Written by Duane “the Fish” Gish, Evolution, the Fossils Say No! is an attempt to demonstrate that since not every single phase of the fossil record has been uncovered, the whole theory of evolution is in shambles. Gish, one of the few authentically scientifically credentialed Creationists, should have been able to see that his “back-and-fill” technique was going to fall on hard times as new fossil forms were discovered. As the fossil record grows more complete each year his book becomes more and more outdated.

EvolutionHS

Evolution and the High School Student terrified me in my delicate years. This booklet intimated that when I reached high school the unending assaults of the atheistic non-believers would be unrelenting. I feared for my very soul. Instead, in high school I found nose-picking, pocket-pool playing, and chalk-print-on-the-pants-seat teachers were among the openly committed Christians.
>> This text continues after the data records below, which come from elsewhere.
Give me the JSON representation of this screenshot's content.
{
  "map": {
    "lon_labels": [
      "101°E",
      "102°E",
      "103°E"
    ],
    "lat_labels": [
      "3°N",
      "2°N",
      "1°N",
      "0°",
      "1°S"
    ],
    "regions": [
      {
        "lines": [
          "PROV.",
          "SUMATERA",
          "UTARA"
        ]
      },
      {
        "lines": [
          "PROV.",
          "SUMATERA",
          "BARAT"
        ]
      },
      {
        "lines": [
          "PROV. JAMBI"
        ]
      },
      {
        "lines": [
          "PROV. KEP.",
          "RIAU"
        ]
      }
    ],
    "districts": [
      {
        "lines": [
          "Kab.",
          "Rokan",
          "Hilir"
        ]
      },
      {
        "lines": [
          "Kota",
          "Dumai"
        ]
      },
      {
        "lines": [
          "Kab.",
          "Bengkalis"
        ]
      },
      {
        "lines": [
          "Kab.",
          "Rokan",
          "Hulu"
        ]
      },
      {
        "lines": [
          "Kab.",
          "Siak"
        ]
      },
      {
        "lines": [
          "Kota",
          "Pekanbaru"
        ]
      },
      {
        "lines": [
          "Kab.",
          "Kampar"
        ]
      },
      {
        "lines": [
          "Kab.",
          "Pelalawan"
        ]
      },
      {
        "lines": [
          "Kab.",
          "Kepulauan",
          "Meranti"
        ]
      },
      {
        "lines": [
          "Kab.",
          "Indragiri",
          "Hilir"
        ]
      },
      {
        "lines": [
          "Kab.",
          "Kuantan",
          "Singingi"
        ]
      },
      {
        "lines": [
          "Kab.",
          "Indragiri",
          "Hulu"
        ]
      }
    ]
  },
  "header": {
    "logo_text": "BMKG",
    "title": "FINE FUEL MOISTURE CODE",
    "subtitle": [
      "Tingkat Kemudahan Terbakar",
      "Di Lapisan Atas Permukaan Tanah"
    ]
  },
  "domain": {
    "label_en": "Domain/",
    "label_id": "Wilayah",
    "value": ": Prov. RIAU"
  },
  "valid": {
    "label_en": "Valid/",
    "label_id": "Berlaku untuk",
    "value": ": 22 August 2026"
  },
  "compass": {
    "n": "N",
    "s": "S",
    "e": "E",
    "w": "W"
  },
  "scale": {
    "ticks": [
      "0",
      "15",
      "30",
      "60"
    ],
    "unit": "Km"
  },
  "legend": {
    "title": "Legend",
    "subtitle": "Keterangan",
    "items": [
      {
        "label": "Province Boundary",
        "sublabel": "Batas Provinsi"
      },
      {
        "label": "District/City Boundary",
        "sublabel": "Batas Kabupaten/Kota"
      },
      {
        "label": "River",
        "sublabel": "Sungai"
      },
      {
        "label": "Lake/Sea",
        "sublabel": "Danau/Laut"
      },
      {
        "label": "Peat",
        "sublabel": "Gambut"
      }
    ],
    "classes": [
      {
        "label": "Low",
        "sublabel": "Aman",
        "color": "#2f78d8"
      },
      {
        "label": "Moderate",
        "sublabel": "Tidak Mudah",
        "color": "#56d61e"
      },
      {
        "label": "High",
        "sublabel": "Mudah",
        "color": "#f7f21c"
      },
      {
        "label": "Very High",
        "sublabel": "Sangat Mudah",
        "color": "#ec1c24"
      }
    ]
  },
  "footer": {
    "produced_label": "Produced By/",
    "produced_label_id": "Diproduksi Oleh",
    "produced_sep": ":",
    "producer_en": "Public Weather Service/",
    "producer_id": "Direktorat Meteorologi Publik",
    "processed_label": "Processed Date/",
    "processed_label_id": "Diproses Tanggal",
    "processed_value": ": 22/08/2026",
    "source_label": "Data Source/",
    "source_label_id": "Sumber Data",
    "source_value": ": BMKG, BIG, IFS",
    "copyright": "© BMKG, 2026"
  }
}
Some even kept Bibles on their desks. (This was a public school.) The book lost its teeth.

GooZoo

My personal favorite is How Did It All Begin? (or From Goo to You by Way of the Zoo) by Harold Hill (obviously when he was not out swindling River City, Iowa folk of their hard-earned cash to start a bogus boy’s band). This booklet, complete with cute, cartoon drawings, convinces grade-schoolers that evolution answers no questions at all. He had me going as a kid, until I got to the part where he claimed scientists had invented a machine that could indicate if you were “saved” or not. Even as a gullible child I couldn’t buy that.

The efforts of the Creationists are tireless. Even this brief survey of books that I happened to chance upon is nowhere near a comprehensive survey of what is out there. What it does serve to demonstrate is that all reasonable people should be wary. After all, even Jesus knew that a person in the wrong, if persistent enough, could convert even a hard-hearted judge.